Data hiding within obscure energy regulatory documents reveals that housing energy efficiency regulations have succeeded in reducing household energy demand.

The Housing Industry Association fought tooth and nail to stop regulations ultimately introduced in 2006 to upgrade the thermal energy efficiency of newly built Australian homes. They were also heavily criticised by the Productivity Commission in a 2005 report, which questioned their likely effectiveness.

Yet our charts of the week, using data from Victorian Energy Utility SP Ausnet, suggests they have indeed been successful in reducing energy demand, at least for Victoria. 

Amongst the several hundred pages of SP Ausnet’s regulatory price submission to the Australian Energy Regulator, it reveals that average household gas consumption is 6 per cent lower in 2010 relative to 2003 normalising for the effects of weather (gas usage is higher when weather is colder).  

Part of the reason comes down to the introduction of the five star housing energy efficiency regulations. The chart below taken from the demand forecast report, illustrates gas usage for houses and units/apartments built in each of the years from 2003 to 2009 relative to houses built prior to 2003. Gas consumption in dwellings built in 2003, 2004 and 2005 has been greater than that of the older housing stock. Then for homes built from 2006 onwards, when 5-star became mandatory, there is a dramatic drop in gas consumption.

Gas usage of dwellings built in 2003 to 2009 relative to pre-2003 dwelling stock

Graph for Housing regulations driving down energy demand

Source: Centre for International Economics (2012) Gas demand forecasting SPAusNet, 2013-17

According to the Centre for International Economics, which prepared SP Ausnet’s gas demand forecasts,

In 2006, there is a significant downward step in gas use from new dwellings. This likely reflects the adoption of 5-star energy efficiency standards. A dwelling built in 2006 uses about 12.4 per cent less gas than one built in 2005

What is really interesting is that it appears that electricity consumption, not just gas, is also lower in newly built homes within SP Ausnet’s electricity distribution area (which covers a different region to their gas network), as illustrated in the chart below. This is in spite of newer homes tending to be larger than the building stock built more than 10 years ago.

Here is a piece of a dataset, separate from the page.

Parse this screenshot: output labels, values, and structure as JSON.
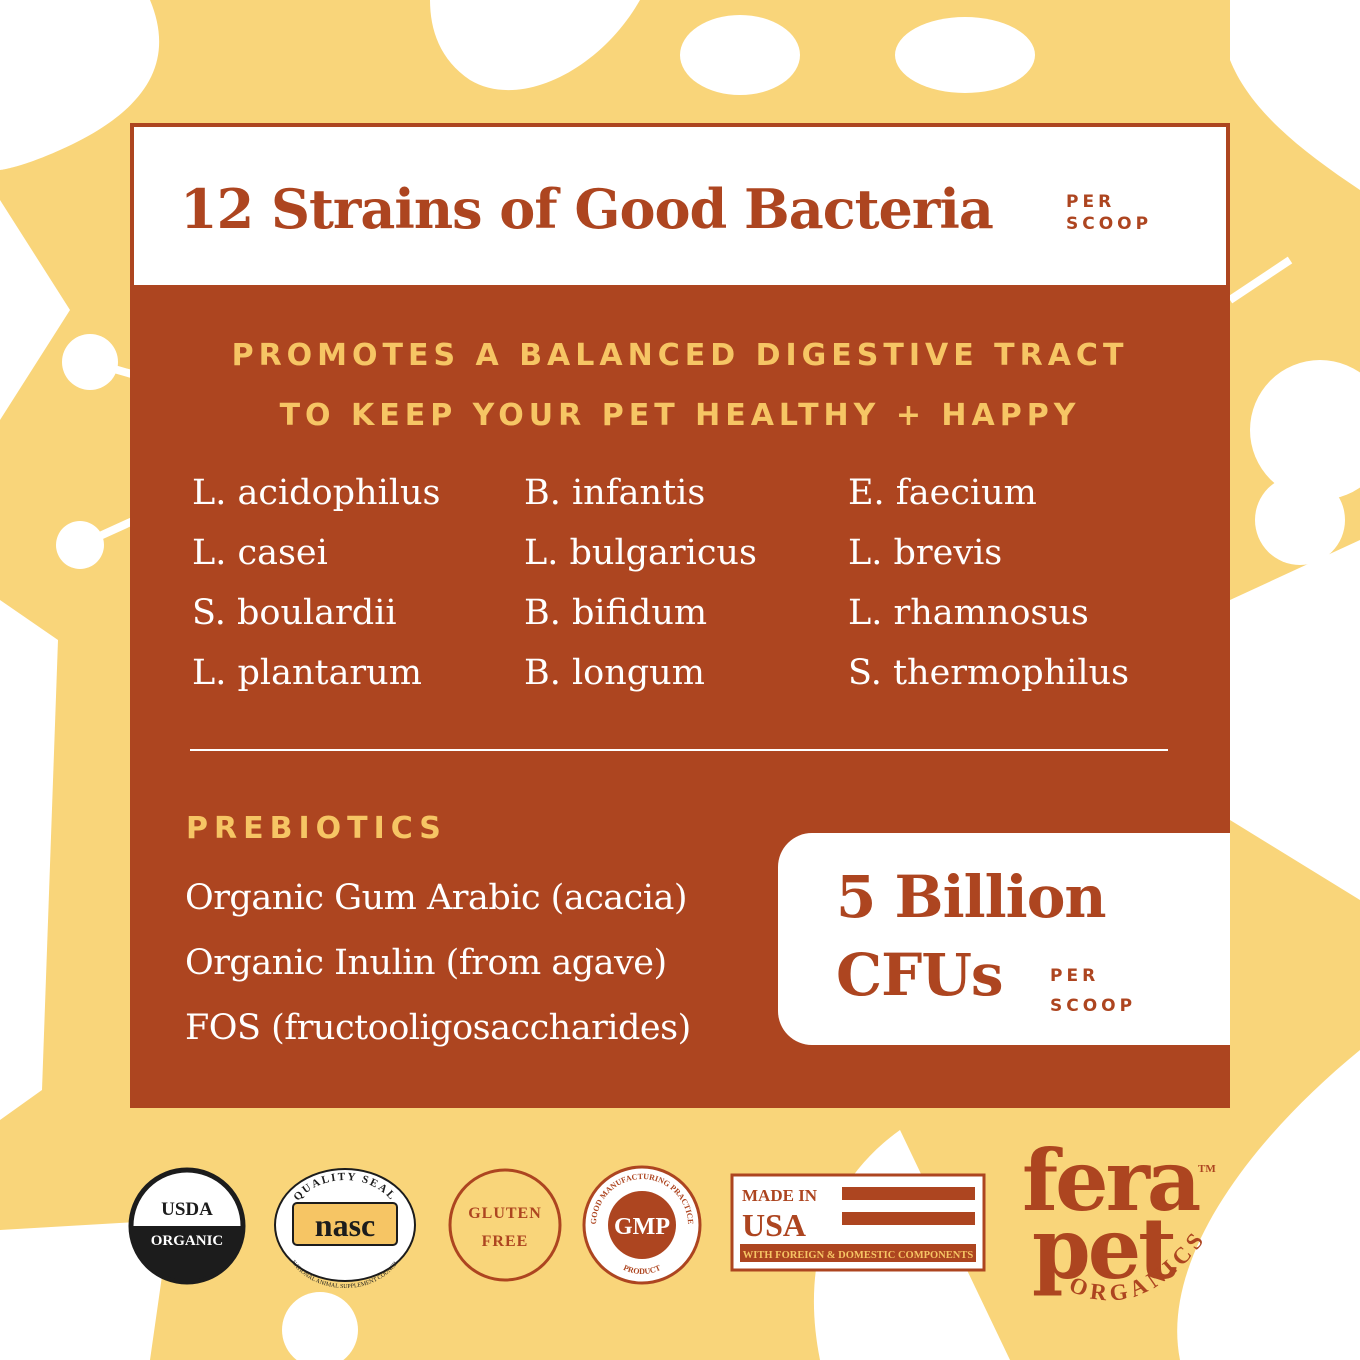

Electricity consumption profile for housing stock of different ages in SP Ausnet distribution area

Graph for Housing regulations driving down energy demand

Source: SP Ausnet data cited in AEMC (2013) Strategic Priorities for Energy Market Development

SP Ausnet’s electricity distribution network services a rural-regional area of Victoria east of Melbourne where a number of towns lack access to natural gas. So they may be more reliant on electricity for heating purposes than the rest of Victoria.

This would explain why 5-star (now upgraded to a 6 star standard) has managed to noticeably reduce electricity consumption in their network. However one should also recognise that energy reductions across this region would extend beyond electricity because a number of homes serviced by SP Ausnet’s electricity network have access to natural gas and some would use wood or LP Gas for heating. For homes that are reliant on electricity alone for heating, the demand reductions from the 5 and now 6 star regulatory standards are likely to be noticeably greater than illustrated in the chart above.

In light of this information if the NSW and Queensland Governments were really as concerned for household energy bills as their rhetoric suggests, they'd match the national 6 star standard. NSW is still to catch-up with 5 star via their BASIX regulations, while Queensland recently pulled 6 star requirements for multi-unit dwellings.